Heilpflanzen

Pro-Biotika statt Anti-Biotika.

Krankheiten mit Hilfe von Heilpflanzen zu behandeln hat eine lange Tradition. Pflanzliche Arzneimittel können bei vielen Erkrankungen eine wirksame Hilfe sein.

Medikamente und Naturheilmittel
Dabei geht es sowohl um die Verwertung chemisch nutzbarer Pflanzenwirkstoffe durch die pharmazeutische Industrie, als auch um den Gebrauch der Heilpflanzen "so, wie sie sind" oder in veränderter Form als Hausmittel oder rezeptfreie Zubereitung, wie man diese in Apotheken, Reformhäusern kaufen kann.

Eine ganze Reihe von wirksamen Medikamenten stammen aus Heilpflanzen oder wurden aus pflanzlichen Stoffen weiterentwickelt. Diese genau untersuchten und als reiner Stoff dargestellten Pflanzeninhaltsstoffe werden von der Medizin benutzt, da ihre medizinische Wirksamkeit nachgewiesen ist. Das Pflanzenreich besitzt extrem starke Gifte, die in entsprechenden Verdünnungen und teilweise als chemisch veredelte Stoffe insbesondere bei Herzbeschwerden und als Narkotika in der evidenzbasierten Medizin Verwendung finden, beispielsweise der Rote Fingerhut mit seinen Herzglykosiden sowie der Schlafmohn beziehungsweise dessen Opiate. Zu großen Teilen werden Pflanzen auch als unterstützende Therapeutika eingesetzt.
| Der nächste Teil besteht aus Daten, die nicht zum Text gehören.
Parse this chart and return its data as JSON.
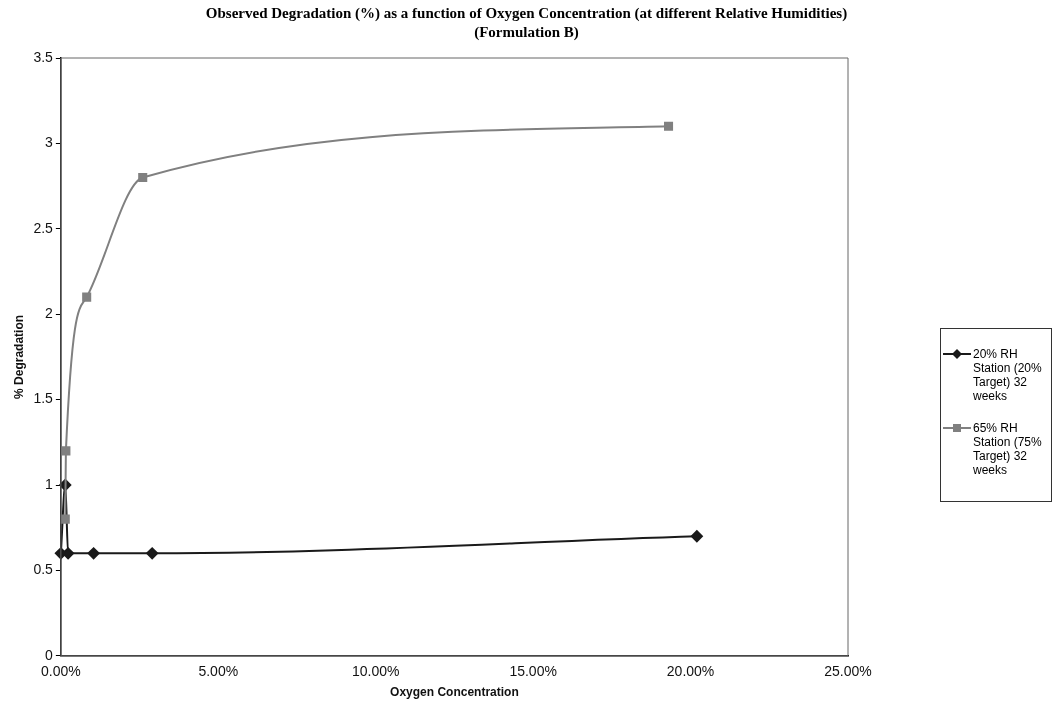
{
  "chart_data": {
    "type": "line",
    "title": "Observed Degradation (%) as a function of Oxygen Concentration (at different Relative Humidities)",
    "subtitle": "(Formulation B)",
    "xlabel": "Oxygen Concentration",
    "ylabel": "% Degradation",
    "series": [
      {
        "name": "20% RH Station (20% Target) 32 weeks",
        "color": "#1a1a1a",
        "marker": "diamond",
        "x": [
          0,
          0.14,
          0.23,
          1.04,
          2.9,
          20.2
        ],
        "values": [
          0.6,
          1.0,
          0.6,
          0.6,
          0.6,
          0.7
        ]
      },
      {
        "name": "65% RH Station (75% Target) 32 weeks",
        "color": "#808080",
        "marker": "square",
        "x": [
          0.14,
          0.16,
          0.82,
          2.6,
          19.3
        ],
        "values": [
          0.8,
          1.2,
          2.1,
          2.8,
          3.1
        ]
      }
    ],
    "xlim": [
      0,
      25
    ],
    "xticks": [
      {
        "value": 0,
        "label": "0.00%"
      },
      {
        "value": 5,
        "label": "5.00%"
      },
      {
        "value": 10,
        "label": "10.00%"
      },
      {
        "value": 15,
        "label": "15.00%"
      },
      {
        "value": 20,
        "label": "20.00%"
      },
      {
        "value": 25,
        "label": "25.00%"
      }
    ],
    "ylim": [
      0,
      3.5
    ],
    "yticks": [
      0,
      0.5,
      1,
      1.5,
      2,
      2.5,
      3,
      3.5
    ],
    "grid": false,
    "legend": "right"
  }
}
Heilpflanzen enthalten zumeist eine Vielzahl von Stoffen, die unterschiedliche, auch entgegengesetzte, Effekte haben können. So kann ein und dieselbe Pflanze durchaus sowohl krebsvorbeugende als auch kanzerogene chemische Verbindungen produzieren. Ein weiterer Nachteil gegenüber synthetisch hergestellten Medikamenten ist, dass der Wirkstoffgehalt aufgrund klimatischer, regionaler und verarbeitungsbedingter Umstände schwer zu standardisieren ist. So gibt es mitunter zwischen verschiedenen Herstellern und auch einzelnen Chargen eines Produktes starke Schwankungen in Dosis und Galenik. Heilkräuter und Heilpflanzen, die in Apotheken erhältlich sind, müssen allerdings den strengen Bestimmungen des jeweiligen staatlichen Arzneibuches entsprechen. Ihr Gehalt an Wirkstoffen ist also sichergestellt.

Bei einigen Heilpflanzen liegen aber inzwischen durch einwandfreie wissenschaftliche Studien Nachweise über Heilwirkungen bei guter Verträglichkeit vor.

Nachwachsender Rohstoff

Eine Heilpflanze (oder Drogenpflanze, Giftpflanze und Arzneipflanze) ist eine Pflanze, die wegen ihres Gehalts an Wirkstoffen zu Heilzwecken oder zur Linderung von Krankheiten verwendet werden kann. Sie werden als Rohstoffe für Phytopharmaka in unterschiedlichen Formen, aber auch für Teezubereitungen, Badezusätze und Kosmetika verwendet.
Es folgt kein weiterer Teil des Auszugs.